I think there must be something wrong with me,
Linus. Christmas is coming, but I'm not happy. I
don't feel the way I'm supposed to feel.
Charlie Brown
Hello, everyone,
Today has been a wonderful day of trimming the Christmas tree, decorating the house and baking the world's best ginger snaps (if I do say so myself!). These winter holidays are my favourite. I love the cold air and sparkling lights outside and the fire and coziness inside, the sounds of carols in the air and the visits of beloved family and friends.
However, for many, the holidays are not such a happy time. This week, for example, three of my friends and family are having serious surgery, one on Monday, one on Tuesday and the third on Wednesday. They and their families are stressed and worried.
When illness, trauma, loss, worry or chronic sorrow fill your heart, the light celebrations of Christmas and the other seasonal holidays can ring hollowly at best or sound a note of pure pain at worst.

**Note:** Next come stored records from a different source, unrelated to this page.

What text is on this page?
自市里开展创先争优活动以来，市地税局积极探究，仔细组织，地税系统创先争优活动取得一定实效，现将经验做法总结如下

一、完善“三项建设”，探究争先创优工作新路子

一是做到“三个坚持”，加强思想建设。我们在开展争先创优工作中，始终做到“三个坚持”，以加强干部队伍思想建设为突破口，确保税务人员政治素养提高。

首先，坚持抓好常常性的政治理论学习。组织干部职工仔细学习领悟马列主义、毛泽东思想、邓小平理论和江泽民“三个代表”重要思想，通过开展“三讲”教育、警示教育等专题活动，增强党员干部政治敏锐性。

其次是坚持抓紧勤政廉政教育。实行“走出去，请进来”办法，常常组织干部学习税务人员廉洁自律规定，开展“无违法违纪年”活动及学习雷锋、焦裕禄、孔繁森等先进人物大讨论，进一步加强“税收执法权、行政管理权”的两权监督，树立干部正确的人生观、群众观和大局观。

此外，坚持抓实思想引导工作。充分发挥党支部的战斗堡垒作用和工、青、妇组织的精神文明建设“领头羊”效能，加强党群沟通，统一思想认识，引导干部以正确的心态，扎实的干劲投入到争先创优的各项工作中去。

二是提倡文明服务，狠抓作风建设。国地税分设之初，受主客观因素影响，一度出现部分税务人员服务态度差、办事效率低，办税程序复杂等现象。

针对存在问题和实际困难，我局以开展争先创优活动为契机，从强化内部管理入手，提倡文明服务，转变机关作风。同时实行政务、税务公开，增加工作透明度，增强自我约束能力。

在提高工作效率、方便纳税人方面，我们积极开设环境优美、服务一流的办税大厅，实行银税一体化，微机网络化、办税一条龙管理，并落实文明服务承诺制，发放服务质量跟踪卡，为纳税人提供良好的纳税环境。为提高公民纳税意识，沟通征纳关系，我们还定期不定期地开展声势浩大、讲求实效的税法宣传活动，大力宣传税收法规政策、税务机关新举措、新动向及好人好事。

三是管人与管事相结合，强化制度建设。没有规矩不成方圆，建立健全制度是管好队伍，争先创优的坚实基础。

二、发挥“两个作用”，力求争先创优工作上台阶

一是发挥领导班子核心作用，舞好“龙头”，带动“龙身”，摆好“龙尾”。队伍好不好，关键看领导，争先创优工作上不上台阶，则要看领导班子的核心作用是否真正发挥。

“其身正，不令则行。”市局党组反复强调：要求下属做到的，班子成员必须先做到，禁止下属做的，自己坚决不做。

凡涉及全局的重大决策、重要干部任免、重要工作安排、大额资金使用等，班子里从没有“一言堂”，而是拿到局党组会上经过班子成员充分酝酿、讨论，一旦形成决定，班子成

One of the hardest things about this kind of holiday suffering is that no one wants you to feel it - so family and friends do their best to "cheer you up". It's such a relief when the rare person comes along who will allow you feel exactly as you do without having to "fix"you. Such people are worth their weight in gold.
While checking in with a few of my favourite websites this week, I came across a young woman who, through her music, encourages others to feel their grief and sadness. Her name is Latifah Phillips of Page CXVI and she takes traditional hymns and spiritual songs and changes their words and arrangements to make them more relevant for today. Recently, she took a popular Christian children's song, "Down in My Heart", a typically "go-ey" tune as my husband used to say, and reinterpreted it as a melancholy reflection of pain and grief, written in a minor key.
The dissonance of the song's usual cheer and her own sad arrangement seems to bother her a little for she adds a new refrain:
I can't understand
And I can't pretend
That this will be alright in the end.
But then she goes on to end the song with a verse from the old hymn, "It Is Well With My Soul", a song of acceptance and trust in the face of suffering. She seems to be saying that even in the midst of great pain we can still find joy. And even when we can't seem to find anything to hope for, we can anticipate that peace will come eventually.
So, I invite you to take a listen and allow this new song, Joy, to companion you through whatever sadness is present this winter season, whether it is the pain of secondary traumatic stress, the grief of losing a family member or friend, or the chronic sorrow of living with a loved one's unending illness or injury. (It's not particularly my style of music - I'm more a Mozart, Schubert or Abba type - but I like Latifah's idea of juxtaposing the happiness of the season with many people's true emotions.) May having your sadness acknowledged in a musical way bring you some peace.